Aside from the basic criteria needed to qualify for forgiveness, like using at least 60% of the loan for payroll, there may also be some subjectivity, said Art Van Buren, a shareholder with LBMC’s tax practice.
For instance, if a business can show that there was a reduction in the workforce due to a significant change in the business environment, they could still have their loan forgiven.
“But that is a very subjective term—what is significant? I argue that we don’t know the ‘true need’ (for these funds) yet. We don’t know what the long-term effects are,” said Van Buren, noting that there will be long-tail ramifications for people who lost their jobs and associated health insurance.
Managing the federal relief funding is one of several obstacles healthcare organizations face when trying to complete a transaction.
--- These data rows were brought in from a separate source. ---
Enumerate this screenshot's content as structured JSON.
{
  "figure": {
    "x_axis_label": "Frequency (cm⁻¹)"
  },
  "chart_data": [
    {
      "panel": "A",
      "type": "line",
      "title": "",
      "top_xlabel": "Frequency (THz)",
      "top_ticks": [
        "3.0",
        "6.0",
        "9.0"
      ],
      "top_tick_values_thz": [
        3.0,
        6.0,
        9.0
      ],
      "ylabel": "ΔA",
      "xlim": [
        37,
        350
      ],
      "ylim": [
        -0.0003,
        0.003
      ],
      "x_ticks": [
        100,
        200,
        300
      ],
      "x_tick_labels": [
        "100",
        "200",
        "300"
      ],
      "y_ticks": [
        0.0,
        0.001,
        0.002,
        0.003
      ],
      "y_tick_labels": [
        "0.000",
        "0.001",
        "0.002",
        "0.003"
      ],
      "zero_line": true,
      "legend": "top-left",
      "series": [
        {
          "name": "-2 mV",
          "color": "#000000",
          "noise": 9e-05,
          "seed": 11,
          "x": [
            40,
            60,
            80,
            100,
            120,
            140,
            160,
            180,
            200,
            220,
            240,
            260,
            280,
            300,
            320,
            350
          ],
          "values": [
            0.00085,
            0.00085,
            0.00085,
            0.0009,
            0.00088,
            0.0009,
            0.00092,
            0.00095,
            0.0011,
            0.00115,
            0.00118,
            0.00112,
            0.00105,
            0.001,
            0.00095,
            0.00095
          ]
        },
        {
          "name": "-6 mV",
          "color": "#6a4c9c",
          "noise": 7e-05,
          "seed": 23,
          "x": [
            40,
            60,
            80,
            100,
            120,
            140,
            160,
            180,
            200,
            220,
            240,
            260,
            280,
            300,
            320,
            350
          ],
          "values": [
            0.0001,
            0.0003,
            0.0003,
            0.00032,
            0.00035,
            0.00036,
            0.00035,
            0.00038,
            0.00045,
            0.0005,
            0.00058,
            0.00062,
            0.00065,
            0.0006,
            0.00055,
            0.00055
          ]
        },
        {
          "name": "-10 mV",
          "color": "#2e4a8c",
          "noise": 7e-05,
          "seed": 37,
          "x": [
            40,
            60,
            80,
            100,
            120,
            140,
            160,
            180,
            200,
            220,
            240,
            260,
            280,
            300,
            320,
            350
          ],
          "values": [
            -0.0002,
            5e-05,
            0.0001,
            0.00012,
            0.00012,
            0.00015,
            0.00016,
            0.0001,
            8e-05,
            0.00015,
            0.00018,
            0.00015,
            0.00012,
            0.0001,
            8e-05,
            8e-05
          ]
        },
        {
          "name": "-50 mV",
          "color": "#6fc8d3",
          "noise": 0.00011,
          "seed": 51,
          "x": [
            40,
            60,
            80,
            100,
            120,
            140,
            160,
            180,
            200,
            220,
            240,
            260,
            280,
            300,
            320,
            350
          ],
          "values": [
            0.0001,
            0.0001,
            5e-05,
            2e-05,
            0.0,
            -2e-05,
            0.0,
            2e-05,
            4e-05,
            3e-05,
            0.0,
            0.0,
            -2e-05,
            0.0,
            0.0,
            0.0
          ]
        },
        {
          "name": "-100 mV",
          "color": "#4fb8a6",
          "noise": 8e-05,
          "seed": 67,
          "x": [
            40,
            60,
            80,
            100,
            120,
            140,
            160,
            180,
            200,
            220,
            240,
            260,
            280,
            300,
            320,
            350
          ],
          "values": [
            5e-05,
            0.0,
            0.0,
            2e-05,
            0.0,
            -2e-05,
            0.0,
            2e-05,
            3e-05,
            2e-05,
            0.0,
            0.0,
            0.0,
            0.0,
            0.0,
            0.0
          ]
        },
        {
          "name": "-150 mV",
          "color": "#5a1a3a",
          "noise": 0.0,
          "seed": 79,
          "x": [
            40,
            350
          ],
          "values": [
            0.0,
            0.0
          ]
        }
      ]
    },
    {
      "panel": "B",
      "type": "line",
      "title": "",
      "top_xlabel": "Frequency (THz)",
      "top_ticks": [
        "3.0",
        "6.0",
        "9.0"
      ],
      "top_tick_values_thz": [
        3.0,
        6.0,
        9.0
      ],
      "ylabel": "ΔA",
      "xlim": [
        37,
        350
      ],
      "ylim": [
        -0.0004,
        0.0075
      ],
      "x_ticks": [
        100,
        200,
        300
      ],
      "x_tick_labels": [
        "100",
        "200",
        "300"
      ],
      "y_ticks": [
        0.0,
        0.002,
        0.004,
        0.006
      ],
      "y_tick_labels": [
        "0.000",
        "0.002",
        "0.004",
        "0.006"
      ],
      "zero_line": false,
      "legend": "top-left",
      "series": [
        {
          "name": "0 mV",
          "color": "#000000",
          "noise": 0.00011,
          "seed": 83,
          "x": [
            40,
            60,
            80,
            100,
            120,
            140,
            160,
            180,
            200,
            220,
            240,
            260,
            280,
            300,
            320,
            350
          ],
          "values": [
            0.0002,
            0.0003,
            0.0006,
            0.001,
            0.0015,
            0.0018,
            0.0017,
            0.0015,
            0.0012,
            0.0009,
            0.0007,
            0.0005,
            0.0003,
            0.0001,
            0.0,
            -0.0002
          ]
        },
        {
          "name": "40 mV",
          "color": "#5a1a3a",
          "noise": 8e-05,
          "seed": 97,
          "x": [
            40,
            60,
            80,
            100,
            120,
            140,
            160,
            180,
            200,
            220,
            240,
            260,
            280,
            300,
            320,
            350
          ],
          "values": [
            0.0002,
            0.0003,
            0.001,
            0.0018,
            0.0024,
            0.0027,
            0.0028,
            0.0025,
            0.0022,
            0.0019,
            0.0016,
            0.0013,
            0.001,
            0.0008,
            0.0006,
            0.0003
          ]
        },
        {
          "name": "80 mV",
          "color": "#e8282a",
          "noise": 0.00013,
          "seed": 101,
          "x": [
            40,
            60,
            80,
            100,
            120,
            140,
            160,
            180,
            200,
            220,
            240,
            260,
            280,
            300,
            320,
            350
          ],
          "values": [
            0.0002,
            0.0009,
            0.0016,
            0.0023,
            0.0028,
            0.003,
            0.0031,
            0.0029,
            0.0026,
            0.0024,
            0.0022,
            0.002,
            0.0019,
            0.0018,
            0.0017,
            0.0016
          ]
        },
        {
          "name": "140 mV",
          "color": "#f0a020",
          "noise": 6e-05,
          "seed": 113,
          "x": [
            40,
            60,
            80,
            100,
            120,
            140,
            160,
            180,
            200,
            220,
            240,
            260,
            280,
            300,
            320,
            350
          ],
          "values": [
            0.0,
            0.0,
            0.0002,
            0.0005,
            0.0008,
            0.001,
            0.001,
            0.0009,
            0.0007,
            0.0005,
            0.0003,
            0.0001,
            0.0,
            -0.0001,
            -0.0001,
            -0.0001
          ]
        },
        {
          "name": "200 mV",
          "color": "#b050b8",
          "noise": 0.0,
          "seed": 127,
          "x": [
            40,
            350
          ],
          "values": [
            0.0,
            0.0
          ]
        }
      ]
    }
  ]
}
Video conferencing is another limitation, which only goes so far when relatively unfamiliar parties come to the table. Workforces have had to adapt to operational upheavals caused by the pandemic.
Still, deals are getting done and just because a seller has a PPP loan, that is not deterring the process, said Lisa Nix, a shareholder and leader of LBMC’s transaction advisory services.
“However, more diligence is being around the loan forgiveness application and status,” she said.
In the meantime, M&A experts advised PPP recipients to bring their lenders into the fold as soon as they are contemplating a sale or merger, as well as document the process in the letter of intent. They need to submit forgiveness applications as soon as possible. Organizations should also weigh the tax implications, including how PPP loan forgiveness factors into their expense deductions.